Tidak tergolong umatku ( umat yang mendapat petunjuk) manusia yang menipu.(HR. Ahmad )

b.      terjadi pada sahabat atau kaum muslimin karena mengalami suatu problem masalah kemudian bertanya kepada rosulullah. Banyak sekali hadis yang timbul disebabkan dari pertanyaan seorang sahabat, kemudian menjawab dan memberi penjelasan-penjelasan.

c.       Segala amal perbuatan dan tindakan nabi dalam melaksanakan syari’ah islamiah baik menyangkut ibadah dan akhlak yang disaksikan para sahabat, kemudian mereka sampaikan kepada para tabi’in[2].

2. Cara Rasulullah menyampaikan hadist

Rasulullah dan para sahabat hidup bersama tanpa penghalang apapun, mereka selalu berkumpul untuk belajar kepada Nabi Saw. di masjid, pasar, rumah,dalam perjalanan dan di majelis ta’lim. Ucapan dan perilaku beliau  selalu direkam dan dijadikan uswah (suri tauladan) bagi para sahabat dalam urusan agama dan dunia.[3] Selain para sahabat yang tidak berkumpul dalam majelis Nabi Saw. untuk memperoleh patuah-patuah Rosulullah, karena tempat tingal mereka berjauhan, ada di kota dan di desa begitu juga profesi mereka berbeda, sebagai pedagang, buruh dll. Kecuali mereka berkumpul bersama Nabi Saw. pada saat-saat tertentu seperti hari jumat dan hari raya. Cara rasulullah menyampaikan tausiahnya kepada sahabat kemudian sahabat menyampaikan tausiah tersebut kepada sahabat lain yang tidak bisa hadir (ikhadz)[4]

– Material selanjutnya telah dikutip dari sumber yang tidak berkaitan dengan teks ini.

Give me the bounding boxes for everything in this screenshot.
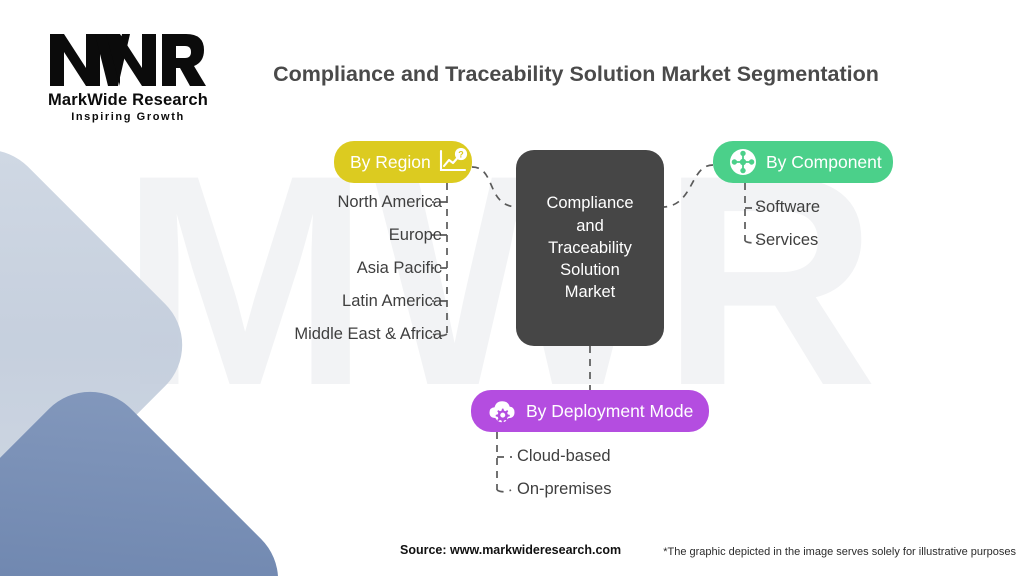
list-item[interactable]: Software	[755, 199, 820, 216]
mwr-monogram-icon	[48, 28, 208, 90]
network-nodes-icon	[729, 148, 757, 176]
branch-items-region: North America Europe Asia Pacific Latin …	[180, 194, 442, 359]
page-title: Compliance and Traceability Solution Mar…	[200, 62, 952, 87]
center-node-label: Compliance and Traceability Solution Mar…	[538, 192, 641, 303]
list-item[interactable]: Middle East & Africa	[180, 326, 442, 343]
infographic-canvas: MWR MarkWide Research Inspiring Growth C…	[0, 0, 1024, 576]
cloud-gear-icon	[487, 398, 517, 424]
branch-badge-component-label: By Component	[766, 152, 882, 173]
list-item[interactable]: Latin America	[180, 293, 442, 310]
branch-badge-region[interactable]: By Region ?	[334, 141, 472, 183]
brand-logo: MarkWide Research Inspiring Growth	[28, 28, 228, 123]
brand-tagline: Inspiring Growth	[28, 111, 228, 123]
list-item[interactable]: Services	[755, 232, 820, 249]
branch-badge-region-label: By Region	[350, 152, 431, 173]
list-item[interactable]: North America	[180, 194, 442, 211]
center-node: Compliance and Traceability Solution Mar…	[516, 150, 664, 346]
branch-items-component: Software Services	[755, 199, 820, 265]
list-item[interactable]: Asia Pacific	[180, 260, 442, 277]
branch-badge-component[interactable]: By Component	[713, 141, 893, 183]
branch-badge-deployment[interactable]: By Deployment Mode	[471, 390, 709, 432]
brand-name: MarkWide Research	[28, 91, 228, 110]
chart-growth-question-icon: ?	[438, 148, 468, 176]
list-item[interactable]: Europe	[180, 227, 442, 244]
branch-badge-deployment-label: By Deployment Mode	[526, 401, 693, 422]
svg-text:?: ?	[458, 149, 464, 159]
disclaimer-note: *The graphic depicted in the image serve…	[663, 546, 1016, 558]
branch-items-deployment: Cloud-based On-premises	[517, 448, 611, 514]
list-item[interactable]: Cloud-based	[517, 448, 611, 465]
list-item[interactable]: On-premises	[517, 481, 611, 498]
source-note: Source: www.markwideresearch.com	[400, 543, 621, 557]
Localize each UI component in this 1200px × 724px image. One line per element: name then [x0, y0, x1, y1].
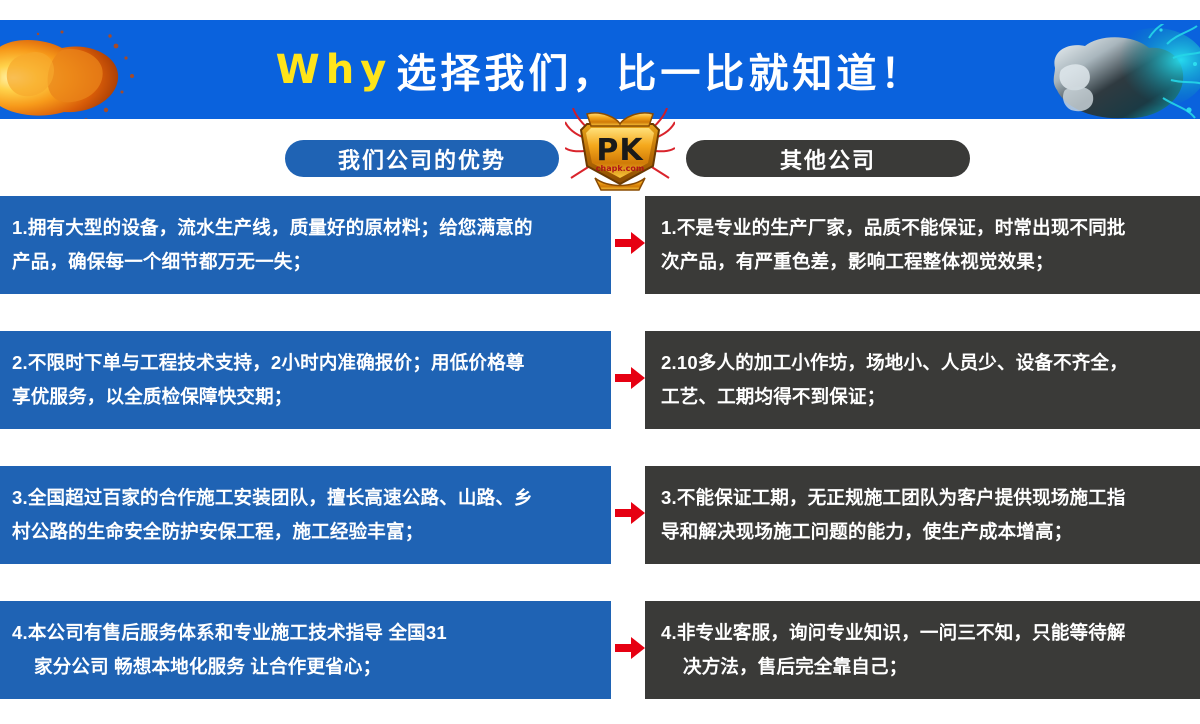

3.      Keadaan para sahabat dalam menerima dan menguasai hadist

       Perhatian sahabat terhadap hadis sangatlah tinggi terutama diberbagai majlis nabi atau tempat untuk menyampaikan risalah islamiah seperti masjid, halaqoh ilmu, dan berbagai tempat yang dijanjikan rosulullaoh. Perhatian mereka sangat tinggi untuk diingat dan disampaikan kepada sahabat yang tidak bisa hadir. Dan juga sahabat yang tidak bisa hadir sangat antusias sekali dengan mencari informasi tentang apa yang disampaikan oleh rosululloh.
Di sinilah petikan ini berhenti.